Dengan demikian akan didapat persamaan
:
0,0003 Q + 0,1 = 0,005 Q
|
Kandungan CO2
dalam udara = (Kandungan CO2 maksimum dalam udara
normal) – (Jumlah CO2 hasil pernapasan)
Q = (0,1/(0,005 – 0,0003)) = 21,3
cfm (= 0,01 m3/detik)
|
Dari kedua cara perhitungan tadi, yaitu atas kandungan
oksigen minimum 19,5% dalam udara pernapasan dan kandungan maksimum karbon
dioksida sebesar 0,5% dalam udara untuk pernapasan, diperoleh angka kebutuhan
udara segar bagi pernapasan seseorang sebesar 6,7 cfm dan 21,3 cfm. Dalam hal
ini tentunya angka 21,3 cfm yang digunakan sebagai angka kebutuhan seseorang
untuk pernapasan. Dalam merancang kebutuhan udara untuk ventilasi tambang
digunakan angka kurang lebih sepuluh kali lebih besar, yaitu 200 cfm per orang
(= 0,1 m3/detik per orang).
2.2. Pengukuran
Ventilasi
Pengukuran ventilasi dilakukan untuk
memeriksa apakah pada setiap lokasi pada tambang bawah tanah telah dilakukan
ventilasi udara yang cukup sehingga dapat diketahui kesalahan ventilasi atau
untuk mendapatkan bahan yang diperlukan untuk perencanaan ventilasi atau
perbaikan ventilasi. Hal yang harus diukur tersebut antara lain temperatur
udara, kelembapan, tekanan udara, kecepatan udara, jumlah udara, penurunan
tekanan, tekanan kipas angin, kadar gas dan jumlah debu.
2.3. Pengukuran
Kuantitas Udara
Kuantitas udara adalah jumlah udara
yang melalui ruang dengan kecepatan dan luas tertentu diukur setiap satuan
waktu. Sedangkan kuantitas udara tambang yang dimaksud adalah jumlah udara
masuk ke dalam tambang dalam waktu tertentu. Kuantitas udara yang
melalui jalur udara tidak ditentukan secara langsung, melainkan berdasarkan
pengukuran kecepatan aliran udara dan luas penampang jalur udara tambang.
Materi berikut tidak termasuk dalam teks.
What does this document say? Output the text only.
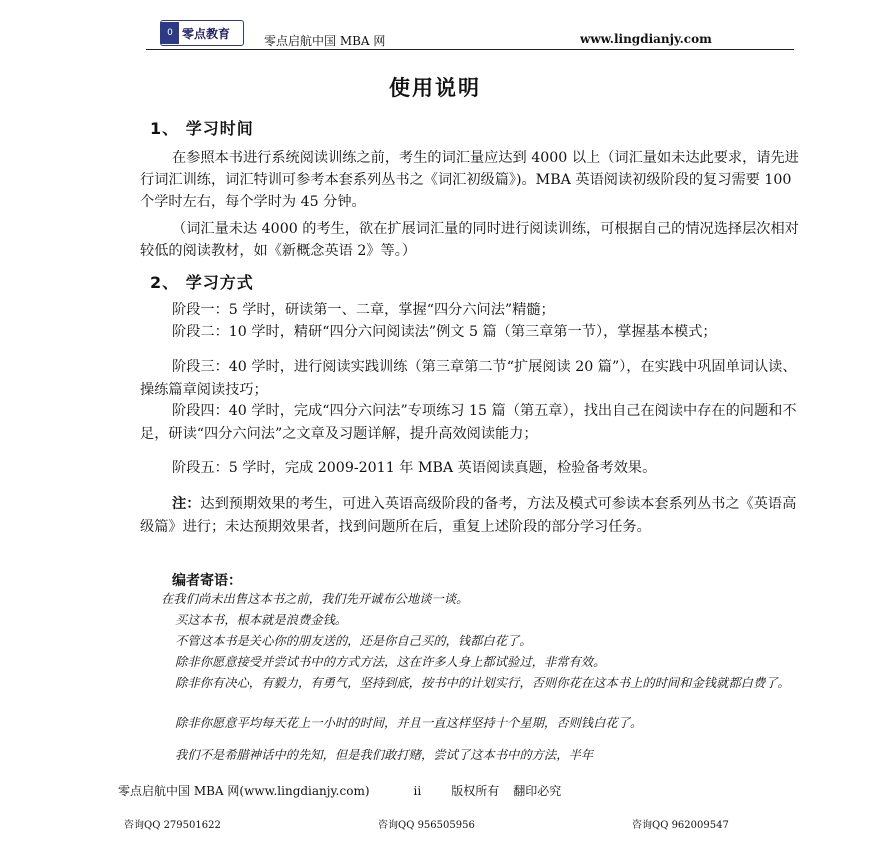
0 零点教育
零点启航中国 MBA 网	www.lingdianjy.com
使用说明
1、 学习时间

在参照本书进行系统阅读训练之前，考生的词汇量应达到 4000 以上（词汇量如未达此要求，请先进行词汇训练，词汇特训可参考本套系列丛书之《词汇初级篇》)。MBA 英语阅读初级阶段的复习需要 100 个学时左右，每个学时为 45 分钟。

（词汇量未达 4000 的考生，欲在扩展词汇量的同时进行阅读训练，可根据自己的情况选择层次相对较低的阅读教材，如《新概念英语 2》等。）

2、 学习方式

阶段一：5 学时，研读第一、二章，掌握“四分六问法”精髓；

阶段二：10 学时，精研“四分六问阅读法”例文 5 篇（第三章第一节），掌握基本模式；

阶段三：40 学时，进行阅读实践训练（第三章第二节“扩展阅读 20 篇”），在实践中巩固单词认读、操练篇章阅读技巧；

阶段四：40 学时，完成“四分六问法”专项练习 15 篇（第五章），找出自己在阅读中存在的问题和不足，研读“四分六问法”之文章及习题详解，提升高效阅读能力；

阶段五：5 学时，完成 2009-2011 年 MBA 英语阅读真题，检验备考效果。

注：达到预期效果的考生，可进入英语高级阶段的备考，方法及模式可参读本套系列丛书之《英语高级篇》进行；未达预期效果者，找到问题所在后，重复上述阶段的部分学习任务。

编者寄语：

在我们尚未出售这本书之前，我们先开诚布公地谈一谈。

买这本书，根本就是浪费金钱。

不管这本书是关心你的朋友送的，还是你自己买的，钱都白花了。

除非你愿意接受并尝试书中的方式方法，这在许多人身上都试验过，非常有效。

除非你有决心，有毅力，有勇气，坚持到底，按书中的计划实行，否则你花在这本书上的时间和金钱就都白费了。

除非你愿意平均每天花上一小时的时间，并且一直这样坚持十个星期，否则钱白花了。

我们不是希腊神话中的先知，但是我们敢打赌，尝试了这本书中的方法，半年

零点启航中国 MBA 网(www.lingdianjy.com)	ii	版权所有 翻印必究
咨询QQ 279501622	咨询QQ 956505956	咨询QQ 962009547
Tujuan dari perhitungan kuantitas udara tambang ini adalah untuk mengetahui
besarnya kebutuhan udara dan pembagiannya ke setiap jalur yang membutuhkan di
dalam tambang. Setelah diketahui kecepatan aliran udara dan luas penampang
jalur udara pada titik pengukuran, maka kuantitas aliran udara dapat dihitung
dengan menggunakan persamaan sebagai berikut :
Q = V x A
dimana :
Q = Kuantitas aliran udara, m3 / detik
V = Kecepatan aliran udara, m / detik
A = Luas penampang jalur udara, m2
|
Untuk menentukan
jumlah udara minimum yang dibutuhkan ditempat kerja pada suatu tambang bawah
tanah didasarkan :
a. Kebutuhan
pernapasan setiap orang sebesar 0,01 m3 / detik. Jumlah udara
minimum yang diperkenankan untuk tambang mengandung gas-gas berbahaya sebesar
0,1 m3/detik perorang.
b. Kecepatan udara minimum untuk mengendalikan kualitas
udara 0,3 m / detik. Pada tambang yang banyak mengeluarkan gas-gas
berbahaya kecepatan minimum pada permuka kerja 0,76-1,52 m / detik.
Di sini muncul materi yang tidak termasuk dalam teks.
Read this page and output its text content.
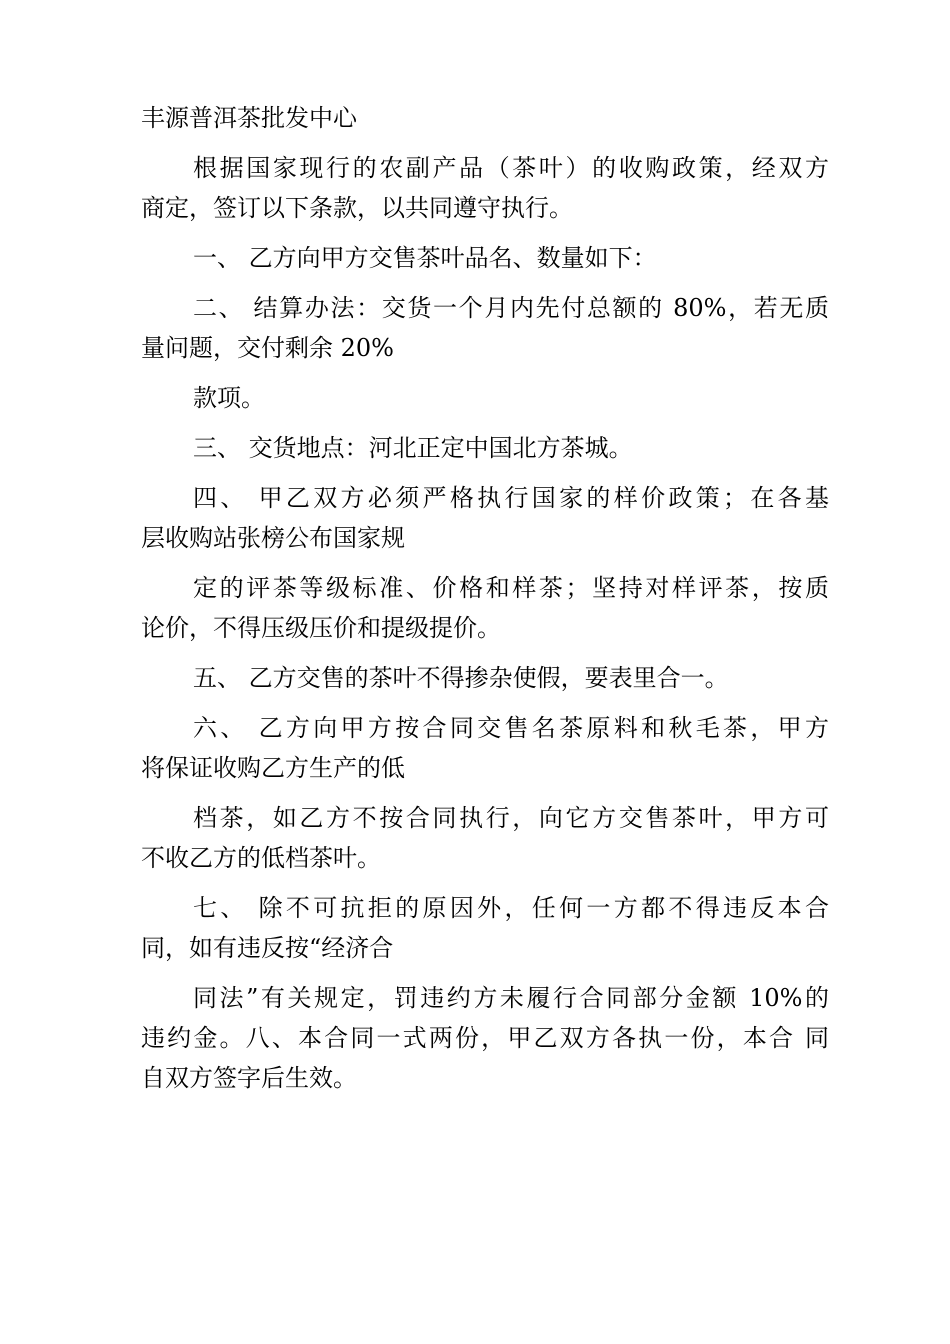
丰源普洱茶批发中心
根据国家现行的农副产品（茶叶）的收购政策，经双方
商定，签订以下条款，以共同遵守执行。
一、 乙方向甲方交售茶叶品名、数量如下：
二、 结算办法：交货一个月内先付总额的 80%，若无质
量问题，交付剩余 20%
款项。
三、 交货地点：河北正定中国北方茶城。
四、 甲乙双方必须严格执行国家的样价政策；在各基
层收购站张榜公布国家规
定的评茶等级标准、价格和样茶；坚持对样评茶，按质
论价，不得压级压价和提级提价。
五、 乙方交售的茶叶不得掺杂使假，要表里合一。
六、 乙方向甲方按合同交售名茶原料和秋毛茶，甲方
将保证收购乙方生产的低
档茶，如乙方不按合同执行，向它方交售茶叶，甲方可
不收乙方的低档茶叶。
七、 除不可抗拒的原因外，任何一方都不得违反本合
同，如有违反按“经济合
同法”有关规定，罚违约方未履行合同部分金额 10%的
违约金。八、本合同一式两份，甲乙双方各执一份，本合 同
自双方签字后生效。
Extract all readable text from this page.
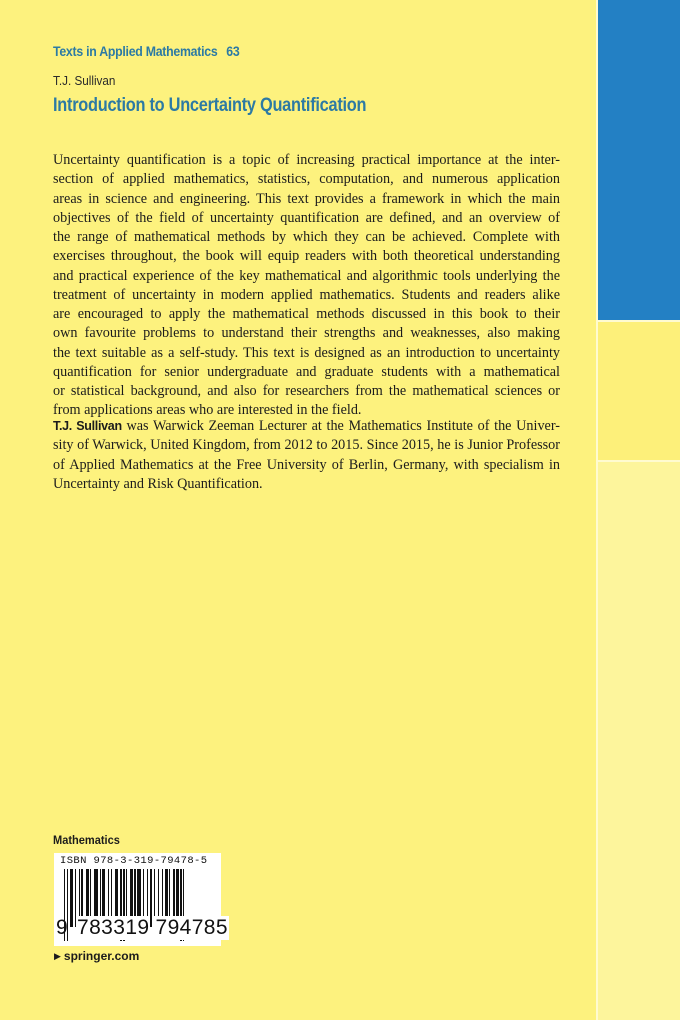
Texts in Applied Mathematics 63
T.J. Sullivan
Introduction to Uncertainty Quantification
Uncertainty quantification is a topic of increasing practical importance at the inter-
section of applied mathematics, statistics, computation, and numerous application
areas in science and engineering. This text provides a framework in which the main
objectives of the field of uncertainty quantification are defined, and an overview of
the range of mathematical methods by which they can be achieved. Complete with
exercises throughout, the book will equip readers with both theoretical understanding
and practical experience of the key mathematical and algorithmic tools underlying the
treatment of uncertainty in modern applied mathematics. Students and readers alike
are encouraged to apply the mathematical methods discussed in this book to their
own favourite problems to understand their strengths and weaknesses, also making
the text suitable as a self-study. This text is designed as an introduction to uncertainty
quantification for senior undergraduate and graduate students with a mathematical
or statistical background, and also for researchers from the mathematical sciences or
from applications areas who are interested in the field.
T.J. Sullivan was Warwick Zeeman Lecturer at the Mathematics Institute of the Univer-
sity of Warwick, United Kingdom, from 2012 to 2015. Since 2015, he is Junior Professor
of Applied Mathematics at the Free University of Berlin, Germany, with specialism in
Uncertainty and Risk Quantification.
Mathematics
ISBN 978-3-319-79478-5
9 783319 794785
▶ springer.com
c. Kecepatan udara minimum untuk mengendalikan temperatur
efektif dan kelembaban sebesar 0,5 – 2,5 m / detik.
d. Kecepatan udara minimum pada front kerja pembuatan
lubang bukaan 0,3 m/ detik.
e. Kebutuhan udara
untuk melarutkan atau pengenceran gas dan debu dalam tambang.
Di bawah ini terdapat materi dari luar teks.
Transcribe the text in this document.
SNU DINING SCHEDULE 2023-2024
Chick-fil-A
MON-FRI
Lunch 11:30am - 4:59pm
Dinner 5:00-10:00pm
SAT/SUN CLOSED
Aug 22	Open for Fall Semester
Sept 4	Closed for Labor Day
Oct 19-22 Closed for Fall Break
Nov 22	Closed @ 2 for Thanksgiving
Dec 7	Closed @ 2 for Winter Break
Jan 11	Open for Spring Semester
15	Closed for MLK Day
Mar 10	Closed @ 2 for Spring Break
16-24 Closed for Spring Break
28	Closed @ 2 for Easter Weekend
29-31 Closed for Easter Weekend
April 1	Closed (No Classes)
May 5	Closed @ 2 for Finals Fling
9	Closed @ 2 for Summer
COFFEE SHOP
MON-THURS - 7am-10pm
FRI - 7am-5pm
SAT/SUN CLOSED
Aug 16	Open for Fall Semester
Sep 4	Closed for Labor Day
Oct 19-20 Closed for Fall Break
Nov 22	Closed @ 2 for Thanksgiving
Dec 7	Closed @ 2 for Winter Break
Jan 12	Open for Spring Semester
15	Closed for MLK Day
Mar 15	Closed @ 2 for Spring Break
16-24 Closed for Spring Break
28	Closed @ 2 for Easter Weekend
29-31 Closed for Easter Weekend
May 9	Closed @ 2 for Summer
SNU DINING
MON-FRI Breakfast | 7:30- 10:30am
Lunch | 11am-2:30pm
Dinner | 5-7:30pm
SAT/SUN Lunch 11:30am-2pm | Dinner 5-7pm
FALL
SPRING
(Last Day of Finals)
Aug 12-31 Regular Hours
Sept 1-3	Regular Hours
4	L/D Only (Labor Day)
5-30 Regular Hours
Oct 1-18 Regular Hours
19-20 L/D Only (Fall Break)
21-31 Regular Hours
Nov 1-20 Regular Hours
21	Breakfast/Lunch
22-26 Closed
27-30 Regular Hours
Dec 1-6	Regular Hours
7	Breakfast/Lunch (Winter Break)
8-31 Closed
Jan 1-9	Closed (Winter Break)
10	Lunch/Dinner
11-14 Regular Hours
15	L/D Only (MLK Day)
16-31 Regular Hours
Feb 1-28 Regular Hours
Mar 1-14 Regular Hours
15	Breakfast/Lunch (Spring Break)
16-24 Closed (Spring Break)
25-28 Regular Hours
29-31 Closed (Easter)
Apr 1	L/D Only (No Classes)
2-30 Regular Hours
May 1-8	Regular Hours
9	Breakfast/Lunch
2.4. Pengukuran Kecepatan Aliran Udara
Kecepatan
aliran udara didalam tambang merupakan salah satu parameter dalam perhitungan
kuantitas udara. Dalam pengukuran ini menggunakan anemometer yang
merupakan salah satu alat untuk pengukuran kecepatan aliran udara dalam sistem
ventilasi tambang. Untuk mengukur kecepatan aliran udara dalam tambang teknik
pengukuran menggunakan metode Continuous traversing.
Metode ini
merupakan metode yang paling umum digunakan untuk mengukur kecepatan aliran
udara. Pengukuran dilakukan secara konsisten pada arah horisontal atau vertikal
dari atas atau bawah pada ujung yang satu ke ujung yang lain pada penampang
lubang bukaan dengan jalur yang teratur sehingga seluruh penampang lubang
bukaan terukur.
2.5. Pengukuran Luas Penampang jalur
udara, Temperatur dan Tekanan Udara
Selain mengukur
kecepatan udara untuk menentukan kuantitas aliran udara dilakukan pengukuran
terhadap luas penampang jalur udara pada setiap titik pengukuran menggunakan
roll meter. Pengukuran luas penampang jalur udara ini meliputi pengukuran
terhadap luas lubang bukaan, luas parit, dan luas pipa.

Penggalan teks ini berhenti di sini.